The CPR was profitable from its inception, thanks to the trade in tea and silk from Asia. Its financial services, hotels, shipping lines and telegraph service, the poles of which ran alongside the railway, were other important sources of revenue.
The historical impact
Combined with tariff protection for Canadian industries, the growth of the railways was a major catalyst in Canadian Confederation. New Brunswick and Nova Scotia agreed to join Confederation in 1867 on the condition that the Intercolonial Railway would be built. And British Columbia decided to join Confederation in 1871 on the basis of the federal government's promise to built a transcontinental railway. As for Prince Edward Island, it joined Confederation in 1873 in order to wipe out the debt it had incurred to build ... a railway!
The Pacific Scandal
After the federal elections of 1872, Sir Hugh Allan, the Montreal financier and maritime shipping magnate, won the contract to built the CPR. However, he was suspected of having donated a large sum of money to John A. Macdonald and his party during the 1872 elections. The affair blew into a full-scale scandal in 1873, with critics of the deal forcing Macdonald and his government to call a new election. British Columbia, which had joined Confederation two years earlier on the condition that the railway would be built, was so angered by the subsequent delays that it threatened to request to join the United States. When Macdonald was re-elected in 1878, the construction of the CPR finally went ahead, though Allan was shut out of the contracts to build it.

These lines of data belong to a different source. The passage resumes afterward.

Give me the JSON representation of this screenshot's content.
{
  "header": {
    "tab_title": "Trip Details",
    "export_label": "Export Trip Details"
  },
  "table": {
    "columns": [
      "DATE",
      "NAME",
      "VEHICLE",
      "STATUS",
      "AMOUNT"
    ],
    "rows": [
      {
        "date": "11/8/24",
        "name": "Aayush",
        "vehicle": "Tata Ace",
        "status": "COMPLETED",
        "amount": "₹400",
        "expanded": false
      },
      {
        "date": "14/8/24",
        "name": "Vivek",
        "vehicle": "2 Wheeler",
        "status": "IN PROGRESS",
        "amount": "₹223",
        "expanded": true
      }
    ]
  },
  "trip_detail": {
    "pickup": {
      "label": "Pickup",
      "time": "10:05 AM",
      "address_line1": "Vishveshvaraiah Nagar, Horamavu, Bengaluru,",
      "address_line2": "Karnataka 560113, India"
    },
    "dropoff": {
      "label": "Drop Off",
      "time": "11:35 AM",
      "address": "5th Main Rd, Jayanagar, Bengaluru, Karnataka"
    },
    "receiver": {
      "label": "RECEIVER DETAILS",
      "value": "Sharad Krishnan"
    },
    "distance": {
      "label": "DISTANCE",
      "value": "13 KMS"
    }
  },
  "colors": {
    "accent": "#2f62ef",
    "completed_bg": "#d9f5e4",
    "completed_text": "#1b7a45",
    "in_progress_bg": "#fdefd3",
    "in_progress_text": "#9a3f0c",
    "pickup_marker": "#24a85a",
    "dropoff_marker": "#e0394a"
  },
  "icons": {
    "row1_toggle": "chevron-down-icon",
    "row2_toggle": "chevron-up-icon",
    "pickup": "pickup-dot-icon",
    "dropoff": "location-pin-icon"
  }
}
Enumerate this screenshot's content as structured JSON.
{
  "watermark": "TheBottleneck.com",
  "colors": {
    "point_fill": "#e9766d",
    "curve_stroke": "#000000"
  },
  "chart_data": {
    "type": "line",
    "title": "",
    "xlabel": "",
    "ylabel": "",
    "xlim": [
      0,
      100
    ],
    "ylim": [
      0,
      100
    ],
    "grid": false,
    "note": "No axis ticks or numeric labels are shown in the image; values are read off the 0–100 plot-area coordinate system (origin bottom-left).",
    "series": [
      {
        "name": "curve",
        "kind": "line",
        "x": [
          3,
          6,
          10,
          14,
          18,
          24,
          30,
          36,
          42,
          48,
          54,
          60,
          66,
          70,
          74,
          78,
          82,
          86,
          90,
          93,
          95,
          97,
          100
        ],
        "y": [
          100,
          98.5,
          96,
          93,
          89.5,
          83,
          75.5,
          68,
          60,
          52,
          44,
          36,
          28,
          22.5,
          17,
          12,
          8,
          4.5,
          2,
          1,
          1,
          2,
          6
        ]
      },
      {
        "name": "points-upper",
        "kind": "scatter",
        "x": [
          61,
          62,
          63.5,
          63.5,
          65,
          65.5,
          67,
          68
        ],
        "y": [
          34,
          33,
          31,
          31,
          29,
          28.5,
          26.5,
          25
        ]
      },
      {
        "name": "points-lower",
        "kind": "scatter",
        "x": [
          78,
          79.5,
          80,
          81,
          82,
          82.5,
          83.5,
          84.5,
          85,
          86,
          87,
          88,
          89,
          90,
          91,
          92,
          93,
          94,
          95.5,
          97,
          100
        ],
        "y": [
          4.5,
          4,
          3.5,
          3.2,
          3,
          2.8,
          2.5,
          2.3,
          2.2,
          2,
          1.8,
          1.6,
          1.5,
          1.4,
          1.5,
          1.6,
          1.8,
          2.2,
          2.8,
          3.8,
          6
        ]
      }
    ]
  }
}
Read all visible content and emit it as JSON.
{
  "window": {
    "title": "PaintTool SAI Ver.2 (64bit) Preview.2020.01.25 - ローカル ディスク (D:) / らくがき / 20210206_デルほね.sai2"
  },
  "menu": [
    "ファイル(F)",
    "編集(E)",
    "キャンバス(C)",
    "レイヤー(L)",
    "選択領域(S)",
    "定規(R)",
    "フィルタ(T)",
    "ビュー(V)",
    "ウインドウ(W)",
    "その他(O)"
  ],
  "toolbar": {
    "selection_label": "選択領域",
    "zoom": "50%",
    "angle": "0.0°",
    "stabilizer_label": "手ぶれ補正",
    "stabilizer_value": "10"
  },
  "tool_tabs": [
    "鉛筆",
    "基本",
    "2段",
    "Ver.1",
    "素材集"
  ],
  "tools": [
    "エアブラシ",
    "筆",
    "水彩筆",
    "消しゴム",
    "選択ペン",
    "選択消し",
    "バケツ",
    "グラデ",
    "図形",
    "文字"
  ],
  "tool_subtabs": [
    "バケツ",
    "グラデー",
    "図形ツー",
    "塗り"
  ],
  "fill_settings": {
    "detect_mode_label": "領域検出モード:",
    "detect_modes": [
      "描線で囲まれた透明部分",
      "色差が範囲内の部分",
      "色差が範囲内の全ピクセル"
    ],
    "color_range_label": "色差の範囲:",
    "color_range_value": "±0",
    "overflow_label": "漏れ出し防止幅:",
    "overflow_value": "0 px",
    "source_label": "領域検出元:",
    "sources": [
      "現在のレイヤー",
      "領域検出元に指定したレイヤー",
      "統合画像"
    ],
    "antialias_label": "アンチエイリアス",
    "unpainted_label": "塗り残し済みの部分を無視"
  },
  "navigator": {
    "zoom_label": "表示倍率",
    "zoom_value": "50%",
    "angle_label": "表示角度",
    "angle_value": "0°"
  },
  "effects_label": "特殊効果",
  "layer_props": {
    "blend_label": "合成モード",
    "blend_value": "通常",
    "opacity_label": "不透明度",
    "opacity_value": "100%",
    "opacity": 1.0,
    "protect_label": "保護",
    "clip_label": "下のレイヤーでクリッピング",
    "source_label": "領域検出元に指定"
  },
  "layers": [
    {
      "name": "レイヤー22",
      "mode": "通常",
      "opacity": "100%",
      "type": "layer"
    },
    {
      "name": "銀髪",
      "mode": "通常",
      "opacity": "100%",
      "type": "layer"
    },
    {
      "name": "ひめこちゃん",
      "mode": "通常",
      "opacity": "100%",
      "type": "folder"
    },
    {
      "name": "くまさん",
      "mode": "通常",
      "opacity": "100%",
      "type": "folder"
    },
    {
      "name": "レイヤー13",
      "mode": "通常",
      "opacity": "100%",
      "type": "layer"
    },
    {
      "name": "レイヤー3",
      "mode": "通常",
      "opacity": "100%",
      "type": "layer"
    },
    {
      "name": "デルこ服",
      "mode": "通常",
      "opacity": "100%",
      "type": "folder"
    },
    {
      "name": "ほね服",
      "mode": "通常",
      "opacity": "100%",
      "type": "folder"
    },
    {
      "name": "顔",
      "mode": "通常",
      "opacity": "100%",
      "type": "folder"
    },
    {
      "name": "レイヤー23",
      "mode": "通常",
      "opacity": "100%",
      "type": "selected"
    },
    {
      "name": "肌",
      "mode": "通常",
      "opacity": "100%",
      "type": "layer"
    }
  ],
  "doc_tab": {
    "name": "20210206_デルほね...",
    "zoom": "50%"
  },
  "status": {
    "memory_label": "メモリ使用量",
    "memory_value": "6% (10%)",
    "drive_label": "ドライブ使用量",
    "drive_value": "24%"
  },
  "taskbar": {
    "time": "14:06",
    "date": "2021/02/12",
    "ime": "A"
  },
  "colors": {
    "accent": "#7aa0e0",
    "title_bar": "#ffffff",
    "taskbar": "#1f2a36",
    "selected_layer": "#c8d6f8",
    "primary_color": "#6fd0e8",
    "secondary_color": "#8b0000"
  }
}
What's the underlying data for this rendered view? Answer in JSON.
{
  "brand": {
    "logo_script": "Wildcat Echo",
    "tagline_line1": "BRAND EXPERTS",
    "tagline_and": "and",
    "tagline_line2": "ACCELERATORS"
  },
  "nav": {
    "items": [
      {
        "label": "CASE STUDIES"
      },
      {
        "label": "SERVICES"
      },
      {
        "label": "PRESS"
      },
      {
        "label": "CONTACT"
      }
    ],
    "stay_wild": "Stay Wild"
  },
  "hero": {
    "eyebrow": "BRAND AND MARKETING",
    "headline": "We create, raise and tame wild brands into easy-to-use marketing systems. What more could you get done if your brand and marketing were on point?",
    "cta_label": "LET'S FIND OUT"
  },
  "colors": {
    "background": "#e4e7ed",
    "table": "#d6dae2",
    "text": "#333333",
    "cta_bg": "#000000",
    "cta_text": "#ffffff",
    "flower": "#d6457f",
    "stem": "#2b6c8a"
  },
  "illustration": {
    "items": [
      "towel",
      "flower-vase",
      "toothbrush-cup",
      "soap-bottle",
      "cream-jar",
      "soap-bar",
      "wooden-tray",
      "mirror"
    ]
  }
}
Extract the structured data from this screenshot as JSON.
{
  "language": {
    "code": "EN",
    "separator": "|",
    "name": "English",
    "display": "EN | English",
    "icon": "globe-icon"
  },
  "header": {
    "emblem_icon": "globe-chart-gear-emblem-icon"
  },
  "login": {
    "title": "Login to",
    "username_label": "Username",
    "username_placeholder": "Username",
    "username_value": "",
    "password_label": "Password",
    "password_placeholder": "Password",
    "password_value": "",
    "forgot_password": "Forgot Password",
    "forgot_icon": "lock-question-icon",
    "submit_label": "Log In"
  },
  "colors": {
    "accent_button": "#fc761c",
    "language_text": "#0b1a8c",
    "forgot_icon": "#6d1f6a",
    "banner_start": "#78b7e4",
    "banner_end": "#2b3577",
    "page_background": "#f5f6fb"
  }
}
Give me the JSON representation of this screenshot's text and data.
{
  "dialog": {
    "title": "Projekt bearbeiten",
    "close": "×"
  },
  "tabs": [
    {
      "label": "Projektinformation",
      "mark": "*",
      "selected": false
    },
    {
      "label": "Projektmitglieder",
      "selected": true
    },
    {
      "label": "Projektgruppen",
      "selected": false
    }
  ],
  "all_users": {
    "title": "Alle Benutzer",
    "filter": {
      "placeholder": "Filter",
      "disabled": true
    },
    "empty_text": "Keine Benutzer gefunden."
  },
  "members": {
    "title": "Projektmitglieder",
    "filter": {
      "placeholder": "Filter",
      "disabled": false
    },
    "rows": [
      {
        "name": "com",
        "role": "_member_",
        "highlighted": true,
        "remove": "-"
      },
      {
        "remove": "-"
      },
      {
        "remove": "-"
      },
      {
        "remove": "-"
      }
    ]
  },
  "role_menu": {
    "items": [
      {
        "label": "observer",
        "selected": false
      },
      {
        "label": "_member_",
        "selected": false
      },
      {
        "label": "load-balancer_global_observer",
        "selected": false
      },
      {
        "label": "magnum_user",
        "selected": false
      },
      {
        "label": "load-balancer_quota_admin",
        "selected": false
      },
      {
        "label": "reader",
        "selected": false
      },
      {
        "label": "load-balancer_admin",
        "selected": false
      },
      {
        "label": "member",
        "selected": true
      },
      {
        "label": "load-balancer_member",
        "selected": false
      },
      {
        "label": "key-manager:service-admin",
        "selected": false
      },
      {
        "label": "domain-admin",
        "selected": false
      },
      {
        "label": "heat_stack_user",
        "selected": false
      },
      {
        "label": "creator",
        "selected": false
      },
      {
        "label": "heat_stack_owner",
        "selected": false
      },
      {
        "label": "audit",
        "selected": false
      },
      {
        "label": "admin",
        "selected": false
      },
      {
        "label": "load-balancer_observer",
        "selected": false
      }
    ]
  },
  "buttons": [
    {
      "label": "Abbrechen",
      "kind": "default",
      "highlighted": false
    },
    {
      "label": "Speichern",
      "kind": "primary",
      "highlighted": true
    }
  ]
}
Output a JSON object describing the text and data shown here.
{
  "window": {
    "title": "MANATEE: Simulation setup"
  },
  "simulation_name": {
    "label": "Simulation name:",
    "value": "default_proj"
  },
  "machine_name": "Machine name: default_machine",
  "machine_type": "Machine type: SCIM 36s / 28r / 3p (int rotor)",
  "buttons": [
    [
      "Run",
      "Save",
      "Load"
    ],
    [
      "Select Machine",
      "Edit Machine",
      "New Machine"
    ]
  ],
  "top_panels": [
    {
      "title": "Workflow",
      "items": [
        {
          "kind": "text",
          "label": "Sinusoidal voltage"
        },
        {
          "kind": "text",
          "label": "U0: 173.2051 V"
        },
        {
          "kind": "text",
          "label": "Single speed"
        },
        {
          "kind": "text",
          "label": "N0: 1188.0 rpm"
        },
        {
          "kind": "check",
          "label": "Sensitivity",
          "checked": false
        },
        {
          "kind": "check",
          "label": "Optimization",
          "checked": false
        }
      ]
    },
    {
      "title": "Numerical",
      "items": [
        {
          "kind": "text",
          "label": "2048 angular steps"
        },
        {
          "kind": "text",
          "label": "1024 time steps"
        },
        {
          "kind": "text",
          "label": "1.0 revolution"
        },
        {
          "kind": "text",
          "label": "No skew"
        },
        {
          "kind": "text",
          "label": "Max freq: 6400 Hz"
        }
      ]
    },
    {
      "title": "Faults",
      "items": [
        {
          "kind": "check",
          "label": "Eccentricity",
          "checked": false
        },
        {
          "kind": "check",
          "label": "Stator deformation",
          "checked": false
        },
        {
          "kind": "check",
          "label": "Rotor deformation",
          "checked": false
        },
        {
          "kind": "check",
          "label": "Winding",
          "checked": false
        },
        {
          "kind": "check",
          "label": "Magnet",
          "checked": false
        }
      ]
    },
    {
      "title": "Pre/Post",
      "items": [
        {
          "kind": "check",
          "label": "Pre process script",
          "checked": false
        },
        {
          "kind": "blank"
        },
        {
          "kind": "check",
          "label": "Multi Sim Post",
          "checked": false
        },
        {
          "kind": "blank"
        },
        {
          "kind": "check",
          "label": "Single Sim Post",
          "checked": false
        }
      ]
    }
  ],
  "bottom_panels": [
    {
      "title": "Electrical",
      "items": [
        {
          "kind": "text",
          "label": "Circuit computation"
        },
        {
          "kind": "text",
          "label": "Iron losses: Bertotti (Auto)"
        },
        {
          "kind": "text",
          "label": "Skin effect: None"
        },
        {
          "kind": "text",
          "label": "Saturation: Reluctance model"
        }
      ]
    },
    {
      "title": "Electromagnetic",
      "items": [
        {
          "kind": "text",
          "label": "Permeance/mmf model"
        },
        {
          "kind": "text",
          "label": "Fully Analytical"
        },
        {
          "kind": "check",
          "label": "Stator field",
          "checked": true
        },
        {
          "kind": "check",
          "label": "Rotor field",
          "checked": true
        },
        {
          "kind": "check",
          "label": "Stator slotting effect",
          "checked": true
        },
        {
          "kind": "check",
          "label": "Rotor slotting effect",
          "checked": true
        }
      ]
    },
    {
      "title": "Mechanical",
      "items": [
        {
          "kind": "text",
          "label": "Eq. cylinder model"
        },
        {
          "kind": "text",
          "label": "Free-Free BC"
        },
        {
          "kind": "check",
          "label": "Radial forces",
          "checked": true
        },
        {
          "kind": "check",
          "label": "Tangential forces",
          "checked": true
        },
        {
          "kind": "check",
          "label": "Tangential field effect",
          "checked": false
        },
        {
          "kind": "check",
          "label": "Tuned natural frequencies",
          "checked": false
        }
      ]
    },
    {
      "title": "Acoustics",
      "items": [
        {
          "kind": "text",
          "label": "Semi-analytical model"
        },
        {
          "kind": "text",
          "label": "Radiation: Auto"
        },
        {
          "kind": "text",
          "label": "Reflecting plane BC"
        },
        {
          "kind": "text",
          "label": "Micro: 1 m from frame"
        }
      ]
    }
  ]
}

Role of the railways in settling the Prairies
In 1878 the government of John A. Macdonald adopted the National Policy, a tariff agreement aimed at protecting Canadian manufacturers. This in conjunction with the CPR, which linked Canada from the east to the west, opened the way for the colonization of the Prairies. New arrivals bought eastern manufactured goods and, in turn, found markets in the east for their agricultural products. The railways, in particular the CPR, thus played a major role in the development of not only the various regions of the West but also several cities, including Winnipeg. Long the gateway to the West, thousands of immigrants passed through this city.
The impact on cities
With the advent of the railways, cities such as Halifax, St. John, Montreal, Toronto, Winnipeg and Vancouver were able to dominate the area surrounding them. The railways also helped shape the urban landscape in many cities. For example, in Montreal, the yards operated by the Grand Trunk in Point St. Charles and the Angus Yards, operated by the CPR, occupied large tracts of land. And the building of the railway lines, stations and hotels also constituted major economic stimuli, which in turn attracted other industries and businesses.